Watch for trade deal's impact on state-owned businesses, says Baker Institute expert

Mexican Flag in Puebla

While it is difficult to accurately predict which changes made by the United States-Mexico-Canada Agreement (USMCA) will have a significant effect on North American trade, several of them, such as those relating to state-owned enterprises like Mexico's Pemex, could have a major impact, according to a report from the Center for the United States and Mexico at Rice’s Baker Institute for Public Policy.

The report, "The USMCA: Updating NAFTA by Drawing on the Trans-Pacific Partnership," was authored by David Gantz, the Will Clayton Fellow in Trade and International Economics at the Baker Institute.

Significant portions of the USMCA have been taken either verbatim or with some modifications from the Comprehensive and Progressive Agreement for Trans-Pacific Partnership (CPTPP) enacted in 2018, Gantz said. "This was a very logical approach given that the North American Free Trade Agreement (NAFTA) was negotiated more than 27 years ago (in 1991-92), and what was at the time the world’s most modern and deepest free trade agreement was the Trans-Pacific Partnership (TPP) as negotiated by the Obama administration on behalf of the United States and 11 other countries," Gantz wrote.

"The USMCA also confirms that it may be easier to reach agreement on some innovations where there are only three parties at the table, compared to 12 with the original TPP (even if all the NAFTA parties were among the 12)," Gantz wrote.

Gantz's paper marks the eighth installment in a series he has authored on the USMCA. The agreement has been signed and ratified by the United States and Mexico; Canada is expected to approve it within the next four to seven weeks.

Gantz discussed many of the most important CPTPP/TPP innovations in his other reports. These include provisions for the protection of the environment and for the protection of investors in Mexico’s petroleum sector, in addition to provisions for intellectual property, telecommunications services and, perhaps most importantly, digital trade, Gantz said.

In the USMCA, an enterprise is considered state-owned if a party directly or indirectly owns more than 50% of the share capital, directly or indirectly controls more than 50% of the voting rights, has the power to control the enterprise through any ownership interest (including a minority interest), or holds the power to appoint a majority of the board of directors, Gantz said. "For many observers, such bright-line rules make much more sense than the vagueness of the WTO Agreement on Subsidies and Countervailing Duties, which has given the appellate body an opportunity to exclude the term 'public body' and thus exclude many state-owned enterprises that are effectively controlled and heavily subsidized by the government from the WTO subsidies disciplines," Gantz wrote.

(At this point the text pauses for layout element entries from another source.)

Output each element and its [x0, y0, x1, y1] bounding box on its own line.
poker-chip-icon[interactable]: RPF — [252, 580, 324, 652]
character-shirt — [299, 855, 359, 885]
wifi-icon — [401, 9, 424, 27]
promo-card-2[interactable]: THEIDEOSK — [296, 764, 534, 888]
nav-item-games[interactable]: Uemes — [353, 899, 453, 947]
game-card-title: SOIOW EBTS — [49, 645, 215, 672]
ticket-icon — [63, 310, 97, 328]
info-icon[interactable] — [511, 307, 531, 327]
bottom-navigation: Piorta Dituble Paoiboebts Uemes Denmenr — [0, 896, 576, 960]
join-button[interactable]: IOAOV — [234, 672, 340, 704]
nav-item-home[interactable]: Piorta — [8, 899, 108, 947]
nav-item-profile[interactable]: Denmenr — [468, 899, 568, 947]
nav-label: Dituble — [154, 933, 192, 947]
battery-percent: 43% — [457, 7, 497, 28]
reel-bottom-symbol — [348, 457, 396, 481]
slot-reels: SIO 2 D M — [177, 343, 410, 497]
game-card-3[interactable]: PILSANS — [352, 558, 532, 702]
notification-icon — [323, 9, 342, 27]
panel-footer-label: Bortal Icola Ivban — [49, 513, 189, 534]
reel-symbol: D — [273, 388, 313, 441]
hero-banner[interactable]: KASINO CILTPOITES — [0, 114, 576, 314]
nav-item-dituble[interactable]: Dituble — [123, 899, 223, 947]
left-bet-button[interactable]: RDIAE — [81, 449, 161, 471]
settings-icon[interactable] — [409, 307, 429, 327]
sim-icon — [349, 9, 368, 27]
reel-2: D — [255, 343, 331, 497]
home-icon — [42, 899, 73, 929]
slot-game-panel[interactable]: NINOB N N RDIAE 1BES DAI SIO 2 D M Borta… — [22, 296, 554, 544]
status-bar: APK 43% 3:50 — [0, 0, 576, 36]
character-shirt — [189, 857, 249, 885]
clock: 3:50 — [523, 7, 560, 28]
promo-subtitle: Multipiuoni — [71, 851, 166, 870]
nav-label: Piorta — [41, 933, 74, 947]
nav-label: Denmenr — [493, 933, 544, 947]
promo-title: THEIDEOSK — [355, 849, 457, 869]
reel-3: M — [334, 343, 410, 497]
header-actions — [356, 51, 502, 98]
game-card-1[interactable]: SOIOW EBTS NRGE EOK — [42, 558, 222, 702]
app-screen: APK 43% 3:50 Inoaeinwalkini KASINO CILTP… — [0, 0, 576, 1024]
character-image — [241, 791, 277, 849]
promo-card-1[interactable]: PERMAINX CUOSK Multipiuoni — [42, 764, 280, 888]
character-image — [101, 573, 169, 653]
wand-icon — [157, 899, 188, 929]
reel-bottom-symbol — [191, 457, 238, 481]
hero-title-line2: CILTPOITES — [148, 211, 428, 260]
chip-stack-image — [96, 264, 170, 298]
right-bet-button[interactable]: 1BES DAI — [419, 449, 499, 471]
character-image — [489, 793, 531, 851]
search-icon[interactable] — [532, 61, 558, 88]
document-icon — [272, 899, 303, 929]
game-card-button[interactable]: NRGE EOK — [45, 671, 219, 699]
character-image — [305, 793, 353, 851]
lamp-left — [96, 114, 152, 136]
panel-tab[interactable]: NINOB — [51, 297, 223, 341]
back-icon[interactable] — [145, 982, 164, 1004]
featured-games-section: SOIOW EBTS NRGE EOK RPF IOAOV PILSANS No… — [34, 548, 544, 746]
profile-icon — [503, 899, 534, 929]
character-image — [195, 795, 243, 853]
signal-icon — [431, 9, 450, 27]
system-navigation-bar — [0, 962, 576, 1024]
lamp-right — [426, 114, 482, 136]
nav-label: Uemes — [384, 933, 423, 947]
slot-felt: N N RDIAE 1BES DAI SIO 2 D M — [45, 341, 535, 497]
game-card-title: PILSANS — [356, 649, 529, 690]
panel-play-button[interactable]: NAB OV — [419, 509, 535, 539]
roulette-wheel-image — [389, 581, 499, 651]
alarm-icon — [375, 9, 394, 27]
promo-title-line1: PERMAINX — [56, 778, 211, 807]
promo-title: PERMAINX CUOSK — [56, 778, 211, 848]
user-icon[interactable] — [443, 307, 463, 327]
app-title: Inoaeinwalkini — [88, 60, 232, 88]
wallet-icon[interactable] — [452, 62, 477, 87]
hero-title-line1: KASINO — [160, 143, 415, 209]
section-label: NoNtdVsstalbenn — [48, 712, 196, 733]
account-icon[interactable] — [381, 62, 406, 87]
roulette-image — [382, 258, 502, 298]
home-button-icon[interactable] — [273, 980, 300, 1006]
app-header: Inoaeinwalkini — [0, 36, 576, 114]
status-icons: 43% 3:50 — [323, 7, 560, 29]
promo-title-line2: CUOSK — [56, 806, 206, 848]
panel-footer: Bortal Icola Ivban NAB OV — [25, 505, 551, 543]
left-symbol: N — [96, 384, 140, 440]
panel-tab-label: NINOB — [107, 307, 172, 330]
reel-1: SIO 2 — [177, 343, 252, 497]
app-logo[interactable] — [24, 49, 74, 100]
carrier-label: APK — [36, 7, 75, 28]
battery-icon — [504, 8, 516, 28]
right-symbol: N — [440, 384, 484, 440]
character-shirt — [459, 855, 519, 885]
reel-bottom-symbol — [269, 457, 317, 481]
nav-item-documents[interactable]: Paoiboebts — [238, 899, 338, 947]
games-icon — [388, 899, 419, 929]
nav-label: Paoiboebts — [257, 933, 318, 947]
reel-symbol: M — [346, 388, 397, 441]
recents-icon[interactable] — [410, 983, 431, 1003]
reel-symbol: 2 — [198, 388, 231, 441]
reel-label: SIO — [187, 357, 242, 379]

"Interestingly, the USMCA chapter applies to state-owned enterprises, state enterprises and monopolies that could affect trade or investment within North America or activities 'that cause adverse effects in the market of a nonparty,'" Gantz wrote. "Essential elements, inter alia, are intended to assure that a party’s state-owned enterprises 'act in accordance with commercial considerations in its purchase or sale of a good or service,' and that the enterprise 'accords to a good or service supplied by an enterprise of another party treatment no less favorable than it accords to a like good or a like service supplied by enterprises of the party, of any other party or of a nonparty' and treats covered investments in a nondiscriminatory manner as well."

As in NAFTA, similar rules apply to designated monopolies, Gantz said. Small entities, with revenues of less than about $250 million, are excepted. "Other provisions of the lengthy chapter include requirements that courts be provided with jurisdiction over civil claims against enterprises based on commercial activity carried on in a party’s territory and restrictions on subsidies," Gantz wrote. "Among other transparency requirements, each party within six months after the entry into force of the USMCA must publish a list of such enterprises on an official website and update the list annually. The USMCA creates a SOE (state-owned enterprise) and Designated Monopolies Committee, similar to the Working Group on Trade and Competition under NAFTA."

Gantz noted that the USMCA was signed Nov. 30, 2018, one day before Andrés Manuel López Obrador became Mexico's president. "This is significant, because one of López Obrador’s key policies to date has been to significantly increase the powers and authority of Mexico’s petroleum monopoly, Pemex," he wrote.

"There is no evidence to date that the expansion of Pemex and the reduction of private enterprise participation in oil exploration and development is a violation of the USMCA’s Chapter 22 on state-owned enterprises," Gantz wrote. "However, the situation bears watching."